インターネットの誕生で、国と国の間の距離が縮み、今では世界中の人々が身近な存在になっています。
でも、自分と違う人を受け入れる事は簡単ではないのです。
同じ文化圏に長い間住み続けると、そこの価値観が基本となり、他の人の考え方、見かけ、習慣などを認めるのには学習が必要になります。
子供がどこの文化圏の人とも差別なしで付き合えるようになるためには、多様性の受け入れは、楽しいこと、豊かなこと、恵みである、ということを小さい時から教える必要があります。
馴染みのある物だけの世の中よりは、違うものがある世の中の方が素晴らしいと子供に体験させることによって、子供は心の広い、謙虚な大人になっていけるのです。
自分と違う人の良さを見つけられる目線は生まれながら持っているものではないと思います。
心の扉を開かないと、見えてこない場合が多いのです。
閉ざした心で生きるより、新しいものを受け入れられる精神を持っていることが、これからの時代に生き残るためには絶対条件です。
ボーダーレスの時代が現実になりつつあります。
日本の会社と言いながら、多くの製品は外国で作り、外国で販売しています。
複数の国籍を認める国も増えています。
世界各国の大学の授業を自分の国で受けられるオンラインのプログラムも多くあります。
1つ会社の中でも、同じプロジェクトを取り組むスタッフが世界中にいて、インターネット通して共同作業をしています。

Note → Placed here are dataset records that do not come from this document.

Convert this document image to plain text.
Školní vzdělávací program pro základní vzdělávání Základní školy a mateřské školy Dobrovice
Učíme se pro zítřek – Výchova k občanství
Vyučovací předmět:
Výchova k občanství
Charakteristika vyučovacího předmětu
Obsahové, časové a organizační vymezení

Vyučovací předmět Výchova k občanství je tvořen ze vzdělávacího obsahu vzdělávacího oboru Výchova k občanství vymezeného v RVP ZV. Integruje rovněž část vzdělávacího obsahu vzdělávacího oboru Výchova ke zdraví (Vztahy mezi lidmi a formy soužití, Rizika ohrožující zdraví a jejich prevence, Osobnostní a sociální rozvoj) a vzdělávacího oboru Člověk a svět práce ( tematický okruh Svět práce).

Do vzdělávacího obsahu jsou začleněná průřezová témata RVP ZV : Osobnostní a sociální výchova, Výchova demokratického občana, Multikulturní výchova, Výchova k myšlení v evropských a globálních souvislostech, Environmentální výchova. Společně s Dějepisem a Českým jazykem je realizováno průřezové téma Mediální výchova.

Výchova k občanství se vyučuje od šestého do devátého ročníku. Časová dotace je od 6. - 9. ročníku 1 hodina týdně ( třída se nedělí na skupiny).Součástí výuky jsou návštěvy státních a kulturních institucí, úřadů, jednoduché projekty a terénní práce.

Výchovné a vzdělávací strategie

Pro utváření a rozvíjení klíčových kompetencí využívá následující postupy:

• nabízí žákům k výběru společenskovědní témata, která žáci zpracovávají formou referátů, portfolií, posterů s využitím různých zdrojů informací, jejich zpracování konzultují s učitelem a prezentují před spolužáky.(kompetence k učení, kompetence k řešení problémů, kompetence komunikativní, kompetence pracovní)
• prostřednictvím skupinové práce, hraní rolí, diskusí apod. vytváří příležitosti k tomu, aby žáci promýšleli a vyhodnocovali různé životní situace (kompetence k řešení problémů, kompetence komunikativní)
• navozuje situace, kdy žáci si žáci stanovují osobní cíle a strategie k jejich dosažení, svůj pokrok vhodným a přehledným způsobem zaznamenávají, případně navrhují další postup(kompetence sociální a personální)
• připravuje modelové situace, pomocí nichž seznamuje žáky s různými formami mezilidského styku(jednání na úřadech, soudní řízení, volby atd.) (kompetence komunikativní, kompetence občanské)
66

変化、違いを喜んで認め、受け入れ、楽しめる人がこれからの時代に一番求められるようになると思います。
だからこそ、小さい時から、「違いは恵み」と子供の感覚の中に植え付けたいのです。
この3冊目の絵本の物語は、男の子が近所に引っ越してきた外国人の子供と友達になりたくない、とお母さんに相談するところから始まります。
お母さんは男の子を公園に連れて行き、いろんな花を見せました。
いろんな花があるからこそ、公園はきれい! それに気づいて、男の子は勇気を出して外国から来た近所の子供に声をかけて、友達になるストーリーです。
この本は子供に違いを認める楽しさを教えるツールになります。
哲学的にも難しい問題が、物語の中の男の子の心変わりで身近になると思います。
親子でこの絵本を読むと、未来に生きる子供たちに必要な心構えを教えることができると思います。
4冊目の絵本『すべてたいせつ、ちきゅうをまもろう』のテーマは「自然を大切にする」です。
物を無駄にしないことの大切さを、小さい時から子供たちに教えたいです。
地球温暖化、汚染の問題、ゴミ問題、人口問題、生き物の絶滅問題。自然が人の手によって壊されている事実を最近はみんなが認識するようになりました。
今のままの人間が消費を続けていったら、地球は再生できないまま、いつか人間が住むことのできない惑星になってしまいます。
いつの間にか私たちは毎日生活するだけで地球に害を与えてしまう存在になってしまったのです。
電気、水道、ガス、通勤、食べ残し、包装、買い物。特別に贅沢していなくても、すでに過剰消費になってしまっているのです。
つまり、普通に生活して何も行動しないままでは、加害者になってしまうのです。
行動をすることがいかに大事なのかを子供に理解させたい。
子供側から行動を起こす意欲を高めたいと思いました。
未来の地球は子供たちのものです。今から何かしないと、険しい未来を子供達に残してしまう可能性が大きいのです。
4冊目の絵本は、お母さんが捨てようとするものを三人兄弟がもらって、おもちゃにする物語です。
それによって、お母さんが反省するストーリーです。子供たちが自ら行動して、大人を動かす設定にしました。
親子でこの絵本を読むと、子供たちは教える側の気持ちになります。本を読んだ後に、本の中の兄弟をまねして、子供が積極的に環境を守る行動に出てくれることを期待しています。
また、環境問題が家族の会話の中に出てくるようにしたいというのも、この本のもう一つの狙いです。
この絵本は昨年香港の書店で発売されました。
好評につき、日本語に翻訳されて、潮出版社から3月に1、2冊目が発売されました。5月に3、4冊目が発売になります。
文書と絵、両方自分で描いたのは初めてです。
ぜひ、親子で読んでいただきたいと思います。
この絵本シリーズが親と子供の心のいやしと糧になれば幸いです。